Automated Adversarial Discovery for Safety Classifiers

TL;DR

The task of automated adversarial discovery for safety classifiers is formalized - to find new attacks along previously unseen harm dimensions that expose new weaknesses in the classifier.

Abstract

Safety classifiers are critical in mitigating toxicity on online forums such as social media and in chatbots. Still, they continue to be vulnerable to emergent, and often innumerable, adversarial attacks. Traditional automated adversarial data generation methods, however, tend to produce attacks that are not diverse, but variations of previously observed harm types. We formalize the task of automated adversarial discovery for safety classifiers - to find new attacks along previously unseen harm dimensions that expose new weaknesses in the classifier. We measure progress on this task along two key axes (1) adversarial success: does the attack fool the classifier? and (2) dimensional diversity: does the attack represent a previously unseen harm type? Our evaluation of existing attack generation methods on the CivilComments toxicity task reveals their limitations: Word perturbation attacks fail to fool classifiers, while prompt-based LLM attacks have more adversarial success, but lack dimensional diversity. Even our best-performing prompt-based method finds new successful attacks on unseen harm dimensions of attacks only 5\% of the time. Automatically finding new harmful dimensions of attack is crucial and there is substantial headroom for future research on our new task.

Figures (7)

• Figure 1: For a given user comment, the WordNet approach probabilistically replaces words in the comment with its synonym from WordNet.
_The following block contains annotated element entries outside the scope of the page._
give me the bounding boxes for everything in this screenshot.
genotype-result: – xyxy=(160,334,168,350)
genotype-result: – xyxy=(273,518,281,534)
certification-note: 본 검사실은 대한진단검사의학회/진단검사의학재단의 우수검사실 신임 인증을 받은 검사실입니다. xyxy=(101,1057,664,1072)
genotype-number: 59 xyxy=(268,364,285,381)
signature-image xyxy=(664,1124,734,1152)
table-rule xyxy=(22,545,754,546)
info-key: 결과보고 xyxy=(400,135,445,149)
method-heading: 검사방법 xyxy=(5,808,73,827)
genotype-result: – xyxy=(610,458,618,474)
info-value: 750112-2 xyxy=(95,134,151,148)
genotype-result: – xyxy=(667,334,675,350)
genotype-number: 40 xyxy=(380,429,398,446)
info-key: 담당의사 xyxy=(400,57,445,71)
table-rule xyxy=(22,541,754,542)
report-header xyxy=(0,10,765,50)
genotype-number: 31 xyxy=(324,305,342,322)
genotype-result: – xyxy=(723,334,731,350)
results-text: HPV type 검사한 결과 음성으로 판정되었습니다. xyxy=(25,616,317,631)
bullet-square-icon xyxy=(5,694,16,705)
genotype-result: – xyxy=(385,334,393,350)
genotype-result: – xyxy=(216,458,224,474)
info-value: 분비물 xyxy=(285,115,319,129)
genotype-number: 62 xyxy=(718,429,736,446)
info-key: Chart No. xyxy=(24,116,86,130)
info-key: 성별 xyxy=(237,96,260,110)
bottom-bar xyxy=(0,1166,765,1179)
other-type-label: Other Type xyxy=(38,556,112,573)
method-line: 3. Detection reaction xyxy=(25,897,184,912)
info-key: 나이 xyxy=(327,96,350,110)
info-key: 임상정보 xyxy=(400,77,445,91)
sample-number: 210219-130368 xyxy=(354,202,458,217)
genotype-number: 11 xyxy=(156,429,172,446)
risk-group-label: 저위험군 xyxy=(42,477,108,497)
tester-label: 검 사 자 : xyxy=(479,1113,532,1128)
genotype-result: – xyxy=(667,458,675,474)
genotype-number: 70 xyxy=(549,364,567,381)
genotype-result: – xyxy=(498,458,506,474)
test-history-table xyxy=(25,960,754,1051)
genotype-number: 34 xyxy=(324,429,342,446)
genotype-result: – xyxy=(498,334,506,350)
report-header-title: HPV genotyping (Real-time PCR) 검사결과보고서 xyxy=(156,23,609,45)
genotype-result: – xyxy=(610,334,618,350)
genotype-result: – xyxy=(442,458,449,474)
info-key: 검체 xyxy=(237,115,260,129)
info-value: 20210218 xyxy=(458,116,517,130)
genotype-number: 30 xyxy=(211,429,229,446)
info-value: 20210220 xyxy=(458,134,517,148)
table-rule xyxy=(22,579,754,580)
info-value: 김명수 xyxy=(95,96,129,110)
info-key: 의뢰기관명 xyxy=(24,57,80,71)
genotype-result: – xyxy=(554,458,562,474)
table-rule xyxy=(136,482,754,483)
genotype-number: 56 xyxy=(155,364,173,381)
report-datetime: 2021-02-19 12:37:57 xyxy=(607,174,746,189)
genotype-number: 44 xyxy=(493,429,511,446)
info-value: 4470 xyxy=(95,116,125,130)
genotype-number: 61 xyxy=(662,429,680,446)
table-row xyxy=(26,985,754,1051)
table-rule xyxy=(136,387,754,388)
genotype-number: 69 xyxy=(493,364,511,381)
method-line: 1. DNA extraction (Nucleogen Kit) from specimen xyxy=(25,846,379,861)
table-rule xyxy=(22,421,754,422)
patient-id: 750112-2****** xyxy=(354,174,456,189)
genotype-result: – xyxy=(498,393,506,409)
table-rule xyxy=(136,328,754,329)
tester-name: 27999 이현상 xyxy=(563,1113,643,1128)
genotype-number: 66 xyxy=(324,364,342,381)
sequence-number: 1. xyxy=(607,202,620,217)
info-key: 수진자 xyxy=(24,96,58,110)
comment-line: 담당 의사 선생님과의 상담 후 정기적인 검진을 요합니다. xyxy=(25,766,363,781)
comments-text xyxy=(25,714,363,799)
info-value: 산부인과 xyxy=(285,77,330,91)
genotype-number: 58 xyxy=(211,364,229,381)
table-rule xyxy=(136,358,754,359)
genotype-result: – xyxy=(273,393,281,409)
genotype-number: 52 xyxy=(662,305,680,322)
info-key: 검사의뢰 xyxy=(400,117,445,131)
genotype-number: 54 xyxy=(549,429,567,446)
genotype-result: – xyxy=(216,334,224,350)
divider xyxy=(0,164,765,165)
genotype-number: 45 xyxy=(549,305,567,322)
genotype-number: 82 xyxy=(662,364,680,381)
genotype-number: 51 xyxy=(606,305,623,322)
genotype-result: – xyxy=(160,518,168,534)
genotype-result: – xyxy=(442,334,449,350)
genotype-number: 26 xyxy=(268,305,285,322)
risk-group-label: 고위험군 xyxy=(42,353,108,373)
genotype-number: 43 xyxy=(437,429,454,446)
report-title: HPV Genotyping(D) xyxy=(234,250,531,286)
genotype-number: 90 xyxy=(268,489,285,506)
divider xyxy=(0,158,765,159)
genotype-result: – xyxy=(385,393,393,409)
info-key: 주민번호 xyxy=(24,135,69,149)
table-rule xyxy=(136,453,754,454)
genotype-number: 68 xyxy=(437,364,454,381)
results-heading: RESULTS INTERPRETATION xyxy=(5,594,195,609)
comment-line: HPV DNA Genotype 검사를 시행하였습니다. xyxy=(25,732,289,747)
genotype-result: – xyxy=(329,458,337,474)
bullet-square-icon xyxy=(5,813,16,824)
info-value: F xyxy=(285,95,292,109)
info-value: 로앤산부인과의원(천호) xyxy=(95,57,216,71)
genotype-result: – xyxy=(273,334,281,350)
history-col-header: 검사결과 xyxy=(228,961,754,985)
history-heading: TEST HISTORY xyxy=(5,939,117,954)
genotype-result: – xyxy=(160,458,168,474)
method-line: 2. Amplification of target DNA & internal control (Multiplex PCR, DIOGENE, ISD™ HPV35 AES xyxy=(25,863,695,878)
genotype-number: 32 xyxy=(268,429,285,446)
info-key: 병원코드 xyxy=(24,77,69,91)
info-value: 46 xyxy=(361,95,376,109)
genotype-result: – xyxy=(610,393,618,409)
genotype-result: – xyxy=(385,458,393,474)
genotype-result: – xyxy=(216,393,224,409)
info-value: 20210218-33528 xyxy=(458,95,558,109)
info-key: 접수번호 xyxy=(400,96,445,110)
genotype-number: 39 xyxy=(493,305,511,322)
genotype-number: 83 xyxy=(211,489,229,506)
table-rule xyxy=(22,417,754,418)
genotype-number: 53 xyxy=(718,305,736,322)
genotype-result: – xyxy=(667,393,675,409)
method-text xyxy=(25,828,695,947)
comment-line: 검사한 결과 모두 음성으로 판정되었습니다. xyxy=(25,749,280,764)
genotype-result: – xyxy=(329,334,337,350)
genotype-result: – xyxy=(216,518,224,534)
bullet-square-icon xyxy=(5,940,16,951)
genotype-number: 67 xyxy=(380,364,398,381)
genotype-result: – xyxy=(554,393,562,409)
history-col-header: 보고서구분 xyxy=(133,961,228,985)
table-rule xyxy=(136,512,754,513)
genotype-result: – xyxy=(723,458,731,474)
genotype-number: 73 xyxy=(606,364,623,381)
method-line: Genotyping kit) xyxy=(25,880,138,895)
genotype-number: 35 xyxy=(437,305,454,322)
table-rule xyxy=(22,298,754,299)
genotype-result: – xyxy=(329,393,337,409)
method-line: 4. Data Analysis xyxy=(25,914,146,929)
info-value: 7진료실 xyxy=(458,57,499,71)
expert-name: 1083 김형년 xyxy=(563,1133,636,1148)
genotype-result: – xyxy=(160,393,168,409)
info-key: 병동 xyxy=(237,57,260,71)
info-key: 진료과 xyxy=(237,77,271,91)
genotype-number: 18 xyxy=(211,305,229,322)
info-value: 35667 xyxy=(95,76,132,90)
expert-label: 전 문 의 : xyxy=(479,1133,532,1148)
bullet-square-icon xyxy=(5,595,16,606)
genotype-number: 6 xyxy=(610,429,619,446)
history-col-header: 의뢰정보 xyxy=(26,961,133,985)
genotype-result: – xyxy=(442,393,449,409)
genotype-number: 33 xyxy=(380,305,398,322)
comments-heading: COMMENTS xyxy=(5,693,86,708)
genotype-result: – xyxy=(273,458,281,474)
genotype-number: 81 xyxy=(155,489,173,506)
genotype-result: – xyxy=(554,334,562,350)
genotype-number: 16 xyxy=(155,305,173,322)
Polyjuice uses GPT-2 to rewrite the user comment by incorporating various counterfactual types such as phrase swaps in a way that the parse tree of the comment is not altered. Our method, Discover-Adapt, aims to generate adversarial examples that may also contain new toxicity types either by leveraging latent unlabeled dimensions present in the seed comment, or drawing from the LLM priors. Using this discovered unlabeled dimension, we adapt the input user comment to add an unseen dimension of toxicity. In this example, Discover-Adapt transforms an insult to an identity attack, which is the unseen labeled dimension. Our analysis shows that such successful attacks are hard to generate ($\sim5\%$), and identifies areas of improvement.
• Figure 2: Examples of user comments in the CivilComments dataset that are annotated with different labeled dimensions of toxicity.
• Figure 3: Given a seed user comment, we first discover unlabeled dimensions of toxicity, either by prompting an LLM to gauge it from the comment itself (in-seed) or by querying its priors for top unlabeled dimensions that would be present in a comment forum (constitutional). Next, we prompt the LLM to transform the user comment by leveraging that unlabeled dimension in a way that makes it harder for the toxicity to be detected.
• Figure 4: We present an example of a successful attack that contains a held-out dimension (identity attack) as well as two common failure modes of Discover-Adapt.
• Figure 5: PaLM2 prompts for different baselines, and methods of discovering new toxicity subtypes to adapt to.